One in three people with HIV is aged over 50, but their voice is often unheard, according to 
the charity the Terrence Higgins Trust. Picture: iStock

The Terrence Higgins Trust said the first generation of people to grow older with HIV are exposed to a basic lack of understanding about the virus, discrimination by staff and fragmented services.

The experience of people with HIV in care homes can be particularly poor, according to a new report based on a study by the charity, with some people refused a place at homes and others treated by staff wearing double gloves.

One resident with HIV was only permitted to sit on a particular chair and the television remote was wiped down with antibacterial wipes after she had used it, the charity said.

Fuelling stigma

The report, Uncharted Territory, says: ‘This is unacceptable. People living with HIV in care homes should not be treated any differently from their peers. Instead, these actions are fuelling myths and stigma around HIV and further isolating older residents living with HIV in residential care.’

The charity said that one in three people with HIV is aged over 50, but their voice is often unheard. 
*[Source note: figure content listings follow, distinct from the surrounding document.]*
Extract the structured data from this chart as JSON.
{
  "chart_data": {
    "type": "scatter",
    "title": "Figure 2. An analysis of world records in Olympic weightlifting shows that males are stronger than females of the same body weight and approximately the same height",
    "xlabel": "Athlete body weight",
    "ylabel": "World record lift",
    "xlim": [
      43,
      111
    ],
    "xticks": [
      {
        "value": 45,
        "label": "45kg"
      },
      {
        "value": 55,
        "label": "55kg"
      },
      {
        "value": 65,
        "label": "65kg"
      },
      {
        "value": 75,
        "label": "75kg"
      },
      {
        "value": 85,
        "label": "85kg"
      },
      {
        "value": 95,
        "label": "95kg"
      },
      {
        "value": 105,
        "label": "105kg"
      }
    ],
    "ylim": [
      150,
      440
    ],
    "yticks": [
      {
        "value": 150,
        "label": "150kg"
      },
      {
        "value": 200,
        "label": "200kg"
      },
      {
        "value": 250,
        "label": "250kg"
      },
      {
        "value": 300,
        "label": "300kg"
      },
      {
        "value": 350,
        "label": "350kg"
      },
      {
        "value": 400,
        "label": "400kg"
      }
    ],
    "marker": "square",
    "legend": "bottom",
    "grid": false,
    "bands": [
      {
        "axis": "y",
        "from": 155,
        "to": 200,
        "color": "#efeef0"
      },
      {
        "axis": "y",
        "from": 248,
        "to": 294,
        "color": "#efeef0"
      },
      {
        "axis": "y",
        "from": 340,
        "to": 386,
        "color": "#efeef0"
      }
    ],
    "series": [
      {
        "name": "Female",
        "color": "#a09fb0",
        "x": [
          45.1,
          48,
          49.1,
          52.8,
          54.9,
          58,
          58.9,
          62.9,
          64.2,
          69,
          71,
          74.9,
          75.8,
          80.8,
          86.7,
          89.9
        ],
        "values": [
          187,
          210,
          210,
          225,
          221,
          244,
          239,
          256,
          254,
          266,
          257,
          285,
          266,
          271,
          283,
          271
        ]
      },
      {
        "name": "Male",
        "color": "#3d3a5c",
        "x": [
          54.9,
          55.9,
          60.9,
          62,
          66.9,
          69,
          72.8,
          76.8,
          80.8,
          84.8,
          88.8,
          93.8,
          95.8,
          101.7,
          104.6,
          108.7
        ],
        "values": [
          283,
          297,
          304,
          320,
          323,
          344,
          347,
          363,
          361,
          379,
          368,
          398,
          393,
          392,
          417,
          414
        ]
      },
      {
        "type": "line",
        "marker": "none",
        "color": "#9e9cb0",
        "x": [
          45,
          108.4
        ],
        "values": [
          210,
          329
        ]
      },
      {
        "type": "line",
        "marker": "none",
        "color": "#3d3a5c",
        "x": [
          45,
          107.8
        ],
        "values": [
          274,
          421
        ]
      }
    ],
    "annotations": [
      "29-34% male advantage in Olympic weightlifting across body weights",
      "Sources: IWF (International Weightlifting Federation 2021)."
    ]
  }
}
Those in the study had three times as many long-term health conditions as the general population. The report says that co-ordinated long-term condition management, with support to self-manage, is essential for people aged 50 and over who are living with HIV.

University of Central Lancashire senior lecturer in the school of community health and midwifery James Meek said one problem is that teaching on HIV is not part of the pre-registration nursing curriculum. 

He also echoed the report’s call for more training for GPs and practice nurses, so that they can provide better primary care for those with HIV.

‘HIV is a long-term condition and needs to be managed in a similar way to other long-term conditions, such as asthma and diabetes, where we see someone acutely ill in a specialist service and then managed by GPs and practice nurses,’ Mr Meek said.

Socially isolated

The study, involving 246 people, found that a third of respondents are socially isolated, and 82% experience moderate to high levels of loneliness. Almost six out of 10 (58%) are living on or below the poverty line. 

The lack of support for older people with HIV was debated by nurses at RCN Congress in Liverpool in 2014.

RCN public health forum chair Jason Warriner, who is clinical director at charity the Sussex Beacon, encouraged nurses to focus on integrated care. 

‘The first thing is talk to your patient, take a holistic approach, and if there is a team of HIV specialists involved in their care, have a conversation with them, work together and collaborate.’